So 3,1-2.9-13; Sal 33; Mt 21,28-32

Publicanos y prostitutas nos llevan delantera en el camino del Reino de Dios, a nosotros, que pensábamos estar ya en él, junto a los buenos, con los poderosos que merecen la pena. Los caminos del Señor son muy raros. No es al gritador de su propia fuerza y bondad y grandeza y perfección a quien escucha, sino al afligido, al humilde, al inmigrante. Apenas si tiene voz, y su pequeño vahído nunca pareció ser escuchado; tan poca cosa que a nadie le merecía la pena. Apenas si un esclavo, un pobre, un sencillo, un muriente. Una absoluta nada. ¿Para qué vale?

Sin embargo, cantamos con el salmo: bendigo y alabo al Señor. ¿Qué osadía? No, al contrario, para nosotros es el puro regalo de su rostro. Contempladlo y quedaréis radiantes. Palabras hermosas, sorprendentes, que le dejan a uno aturullado. Contemplándolo será cuando nuestro rostro no se avergonzará de su humildad, de su pequeñez, de su ser apenas si una pura nada. En esa contemplación nuestro rostro se hace grande, iluminado por el suyo. Porque descubrimos que el Señor está cerca de los atribulados, salva a los abatidos. Escuchad, pues, humildes, alegraos. Contemplad su rostro y quedaréis radiantes.

¿Dónde se nos da la seguridad cierta de esa contemplación del rostro mismo de Dios? En Cristo Jesús. Porque, por medio de tu Hijo, reza la oración colecta, nuestro Dios nos ha transformado en nuevas criaturas. Porque las cosas son así, le pedimos que mire con amor las obras de sus manos. A todas las obras de sus manos, claro, pero de modo especial a aquellas que él hizo a su imagen y semejanza; a nosotros, de quienes él se atrevió a enviar al Hijo para que fuera semejante a nosotros, a nuestra imagen, carne como nosotros. Qué juego asombroso de ida y vuelta en la imagen y en la semejanza. De esta manera se nos hace un regalo de grandeza inesperada: nuestra carne de imagen y semejanza expresa carne de Dios, pues el Hijo se ha encarnado en el seno de María, Virgen.

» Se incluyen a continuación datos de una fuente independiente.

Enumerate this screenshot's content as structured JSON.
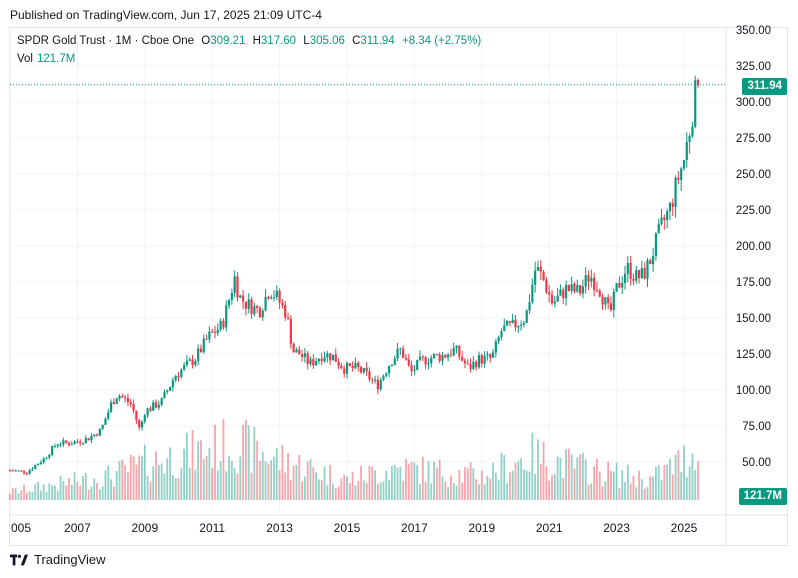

De esta manera, la venida del Hijo Unigénito, prosigue la oración colecta, nos limpiará las huellas de nuestra antigua vida de pecado. Nuestra imagen y semejanza, ahora, se asemejará a su imagen y semejanza. Nuestra vida, así, es una vida nueva, en la que se borran las huellas de la vida antigua, vida de pecado. Jesús nos lo dice en el evangelio de hoy: se nos presenta para que creamos en él. Pide de nosotros la fe de publicanos y prostitutas. Gente baja, miserable, perdida, pecadora, apartada de la comunidad de nosotros-los-buenos. Gente, por eso, a la que la palabra del Señor llega con facilidad, pues nada tienen de lo que puedan gloriarse. Feliz la culpa que nos trajo esta salvación, grita el pregón pascual. Donde abundó el pecado, sobreabundó la gracia, nos escribe san Pablo. Y todo es cuestión de gracia.

Una cosa nos pide: que creamos en él. Nada más, nada menos. Porque esto sí lo podemos, ayudados de su empeño y de su ternura. Para eso, al Padre, Padre del hijo Unigénito y, en Cristo, por Cristo y con Cristo, Padre nuestro, le decimos de modo tan emocionante: que nuestros ruegos y ofrendas te conmuevan, Señor, y al vernos desvalidos y sin méritos propios acude, compasivo, en nuestra ayuda. Ayuda a nuestra fe, pues, tan pequeños, incluso estamos desvalidos de ella; cosa tan poca la que se nos pide: creo, Señor, pero ayuda mi incredulidad.